Anatomy students at the University of Illinois now have brightly painted skulls to help them learn difficult structures.
Photo courtesy of Irenka Carney | University of Illinois
First year students at the University of Illinois College of Veterinary medicine are given a “bone box,” which contains the full skeleton of a small dog, to help them study the bones outside of their anatomy classes. At the end of the year, Ashley Lynch, an instructional laboratory specialist, collects the boxes and catalogs each bone and checks for damage. After coming across “I HATE ANATOMY” scrawled in ink on the right zygomatic arch of one of the skulls, Lynch had to come up with a way to cover the graffiti. The result: color-coded models that the students love.
When Lynch first found the graffiti, she tried several different solutions to remove the marks. “I tried taking the ink off with alcohol, pure acetone, and just about anything we could think of. Nothing took the marks off. The next step was to either stop using that skull or to paint over the marks,” she says.
The words covered such a large area that Lynch says she didn't want the next student to have a skull that had a large part of the skull painted white. And it was in otherwise perfect condition. She then had an idea: She'd use model paint to paint the entire skull and delineate the boundaries of each feature, instead of only painting over the part that had been defaced. “Our students struggle to see the boundaries of the individual bones because the suture lines aren't as obvious in adult skulls,” she says. When the next round of students saw the skull, they loved it. “It was like a civil war in the lab over who got to look at the skull.”
From there, she painted the skulls of a horse and a cow. “This time instead of painting both sides of the skull, I only painted the individual bones of one half of the skull and then I painted circles around the different holes on the other side of the skull,” she says.

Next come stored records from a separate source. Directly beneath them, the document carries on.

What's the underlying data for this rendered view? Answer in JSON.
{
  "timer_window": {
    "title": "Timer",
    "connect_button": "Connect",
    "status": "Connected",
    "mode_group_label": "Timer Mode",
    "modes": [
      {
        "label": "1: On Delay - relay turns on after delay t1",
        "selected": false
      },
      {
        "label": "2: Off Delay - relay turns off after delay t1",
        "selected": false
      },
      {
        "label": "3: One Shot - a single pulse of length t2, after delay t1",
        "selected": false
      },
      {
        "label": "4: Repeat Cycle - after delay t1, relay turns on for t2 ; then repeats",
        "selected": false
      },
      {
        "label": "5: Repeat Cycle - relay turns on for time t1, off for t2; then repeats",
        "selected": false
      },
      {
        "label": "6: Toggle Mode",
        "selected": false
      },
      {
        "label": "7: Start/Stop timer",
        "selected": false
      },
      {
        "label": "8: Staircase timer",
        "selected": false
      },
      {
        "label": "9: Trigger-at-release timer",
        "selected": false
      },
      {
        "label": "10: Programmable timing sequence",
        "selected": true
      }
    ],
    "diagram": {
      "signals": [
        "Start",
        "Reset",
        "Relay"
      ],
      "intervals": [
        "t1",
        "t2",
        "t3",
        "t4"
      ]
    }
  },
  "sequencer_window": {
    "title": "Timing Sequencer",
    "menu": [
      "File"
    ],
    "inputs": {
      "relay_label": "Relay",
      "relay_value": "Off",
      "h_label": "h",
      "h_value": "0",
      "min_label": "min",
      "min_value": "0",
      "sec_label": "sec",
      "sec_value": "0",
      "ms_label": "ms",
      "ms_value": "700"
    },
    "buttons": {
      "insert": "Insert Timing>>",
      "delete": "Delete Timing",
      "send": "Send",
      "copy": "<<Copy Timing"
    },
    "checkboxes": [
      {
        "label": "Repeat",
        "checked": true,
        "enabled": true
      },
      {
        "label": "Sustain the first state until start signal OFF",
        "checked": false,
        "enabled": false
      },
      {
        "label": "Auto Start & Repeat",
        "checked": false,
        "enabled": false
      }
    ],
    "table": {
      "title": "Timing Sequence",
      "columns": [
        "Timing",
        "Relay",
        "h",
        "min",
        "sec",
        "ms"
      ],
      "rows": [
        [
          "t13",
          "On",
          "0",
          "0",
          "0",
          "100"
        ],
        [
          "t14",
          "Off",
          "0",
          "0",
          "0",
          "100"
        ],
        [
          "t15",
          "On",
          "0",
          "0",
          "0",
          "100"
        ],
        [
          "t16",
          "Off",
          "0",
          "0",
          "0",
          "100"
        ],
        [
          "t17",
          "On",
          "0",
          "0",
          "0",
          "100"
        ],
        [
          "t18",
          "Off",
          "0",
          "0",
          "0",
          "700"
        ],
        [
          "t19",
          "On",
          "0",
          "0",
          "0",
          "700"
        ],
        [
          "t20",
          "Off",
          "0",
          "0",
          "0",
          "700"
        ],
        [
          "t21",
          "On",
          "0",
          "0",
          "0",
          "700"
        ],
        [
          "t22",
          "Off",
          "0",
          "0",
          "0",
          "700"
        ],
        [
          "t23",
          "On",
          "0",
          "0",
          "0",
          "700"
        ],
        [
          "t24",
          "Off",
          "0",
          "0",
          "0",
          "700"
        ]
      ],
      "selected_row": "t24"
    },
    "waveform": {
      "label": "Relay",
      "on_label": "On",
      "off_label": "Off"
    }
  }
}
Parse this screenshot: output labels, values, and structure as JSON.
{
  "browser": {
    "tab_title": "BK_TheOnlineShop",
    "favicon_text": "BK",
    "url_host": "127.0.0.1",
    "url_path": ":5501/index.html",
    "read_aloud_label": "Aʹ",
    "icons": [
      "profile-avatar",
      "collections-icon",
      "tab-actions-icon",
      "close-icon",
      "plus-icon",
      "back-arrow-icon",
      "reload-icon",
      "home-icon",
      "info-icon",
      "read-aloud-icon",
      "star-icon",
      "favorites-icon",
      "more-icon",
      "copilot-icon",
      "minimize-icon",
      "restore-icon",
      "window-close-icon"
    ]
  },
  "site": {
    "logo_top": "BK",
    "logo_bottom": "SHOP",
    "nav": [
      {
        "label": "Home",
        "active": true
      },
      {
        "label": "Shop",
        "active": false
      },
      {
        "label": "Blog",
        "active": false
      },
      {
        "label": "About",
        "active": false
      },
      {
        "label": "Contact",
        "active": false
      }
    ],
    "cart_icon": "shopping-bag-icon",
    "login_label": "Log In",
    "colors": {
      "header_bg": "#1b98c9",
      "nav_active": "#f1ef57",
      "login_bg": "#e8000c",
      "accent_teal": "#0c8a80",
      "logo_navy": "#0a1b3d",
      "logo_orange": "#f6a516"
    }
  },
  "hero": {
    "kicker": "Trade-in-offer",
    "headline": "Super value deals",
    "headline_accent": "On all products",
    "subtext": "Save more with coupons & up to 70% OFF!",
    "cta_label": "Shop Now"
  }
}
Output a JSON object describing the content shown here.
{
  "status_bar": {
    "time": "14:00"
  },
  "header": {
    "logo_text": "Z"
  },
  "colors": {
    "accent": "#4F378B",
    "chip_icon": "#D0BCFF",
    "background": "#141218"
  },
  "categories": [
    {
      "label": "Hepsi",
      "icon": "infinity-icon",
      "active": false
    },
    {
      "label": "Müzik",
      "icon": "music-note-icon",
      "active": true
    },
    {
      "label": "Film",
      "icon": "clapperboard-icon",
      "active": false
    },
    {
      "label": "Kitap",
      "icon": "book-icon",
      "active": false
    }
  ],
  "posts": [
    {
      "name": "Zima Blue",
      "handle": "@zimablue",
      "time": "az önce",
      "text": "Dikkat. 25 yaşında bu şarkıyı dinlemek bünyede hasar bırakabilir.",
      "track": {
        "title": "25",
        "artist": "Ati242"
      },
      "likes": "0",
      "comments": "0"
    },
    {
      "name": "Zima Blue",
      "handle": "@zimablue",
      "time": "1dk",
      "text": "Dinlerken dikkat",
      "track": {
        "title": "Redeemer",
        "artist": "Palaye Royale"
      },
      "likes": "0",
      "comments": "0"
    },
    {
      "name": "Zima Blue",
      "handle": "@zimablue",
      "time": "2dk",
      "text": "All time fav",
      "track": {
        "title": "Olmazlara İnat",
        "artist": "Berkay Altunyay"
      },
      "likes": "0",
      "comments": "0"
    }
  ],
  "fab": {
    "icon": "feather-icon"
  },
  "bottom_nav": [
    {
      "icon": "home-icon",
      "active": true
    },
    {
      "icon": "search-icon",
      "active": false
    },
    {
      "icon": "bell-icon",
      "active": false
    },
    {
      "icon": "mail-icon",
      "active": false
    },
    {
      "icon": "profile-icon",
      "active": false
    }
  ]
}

Photo courtesy of Irenka Carney | University of Illinois
Creating each masterpiece
From start to finish it takes a little more than a week to complete one skull. They process their own skulls at the university. First, Lynch removes as much tissue as she can from the head, which takes several hours. Then, the skull is placed in with the colony of flesh eating beetles kept for this purpose, and after about a week the beetles have removed any remaining tissue.
From there, Lynch coats each skull with three coats of polyurethane over the course of two days, to keep the skull from disintegrating over time. Then comes the colorful portion of the project, which takes between two and four days. “I find a skull that has minimal damage to it and I spend time outlining a specific bone in its assigned color and then fill it in with color,” she says. “Then I move on to the next bone. For example, the maxillary bone on every specimen I paint is a bright pink, whether it's a horse skull, cow skull, dog skull, or cat skull-every species with a maxillary bone has it painted pink,” Lynch says. “Once the right side of the skull is painted, I then go to the left side of the skull and draw circles in specific colors around each opening in the skull. Every fossa and foramen and fissure has its own assigned color.”
Photo courtesy of Irenka Carney | University of Illinois
Works that last
In the two years that the skulls have been in rotation, they've held up well with no damage being done to the skull or its paint job. And the students love them: “Students have come up to me and said they finally understood the skull after looking at the painted ones, or that the skull helped them figure out which foramen, fossa or fissure was which,” Lynch says.
Next year's students will have even more visuals to use as Lynch has also completed a set of canine forelimb bones. She plans to expand the collection to include a forelimb, hindlimb and vertebral column for each species that the students work with.